Regional implications for the UAE and Gulf states

Gulf economies, including the UAE, are particularly exposed because they import large shares of staple foods and are closely tied to maritime trade flows that transit the Hormuz corridor. Policymakers in the region face choices on diversifying supply lines, building strategic reserves and coordinating with international partners to keep humanitarian and commercial food flows moving.

The FAO’s lead economist, Máximo Torero, urged immediate steps to strengthen countries’ capacity to absorb shocks and to implement policies that reduce the risk of cascading food insecurity. He stressed that early, coordinated action by governments, multilateral lenders and private carriers would limit the duration and severity of price spikes and reduce the risk of humanitarian crises.

The international response recommended by the FAO focuses on keeping markets open, protecting aid movements and mobilising finance to support producers and vulnerable consumers. Rapid activation of alternative transport routes, temporary financial instruments and digital distribution systems are among the practical measures cited to blunt the emerging threat.

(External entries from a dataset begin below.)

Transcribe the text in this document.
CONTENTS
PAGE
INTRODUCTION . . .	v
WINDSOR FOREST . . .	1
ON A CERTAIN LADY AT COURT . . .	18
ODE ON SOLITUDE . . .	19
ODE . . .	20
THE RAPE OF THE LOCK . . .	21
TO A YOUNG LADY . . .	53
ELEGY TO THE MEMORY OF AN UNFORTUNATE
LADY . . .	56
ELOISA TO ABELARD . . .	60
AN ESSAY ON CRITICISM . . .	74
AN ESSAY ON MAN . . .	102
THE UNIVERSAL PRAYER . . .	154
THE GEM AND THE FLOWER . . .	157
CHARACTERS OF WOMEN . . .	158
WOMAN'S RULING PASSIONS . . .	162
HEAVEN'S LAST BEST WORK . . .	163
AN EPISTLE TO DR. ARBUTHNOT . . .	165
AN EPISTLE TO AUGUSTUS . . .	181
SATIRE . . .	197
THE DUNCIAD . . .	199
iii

The closure of the Strait of Hormuz would not only disrupt energy and commodity shipments but could also set off secondary effects through higher costs for fertilisers and farm inputs that depress yields in the following seasons. In that context, the FAO warns that delays in policy response will translate into deeper, longer-lasting impacts on food availability and affordability.

Swift, coordinated action can still limit damage, the FAO argues, but time is limited and choices made now will determine whether the world faces a contained disruption or a prolonged global food-price crisis. The coming weeks will be critical for governments, lenders and the private sector to translate warnings into concrete operational steps.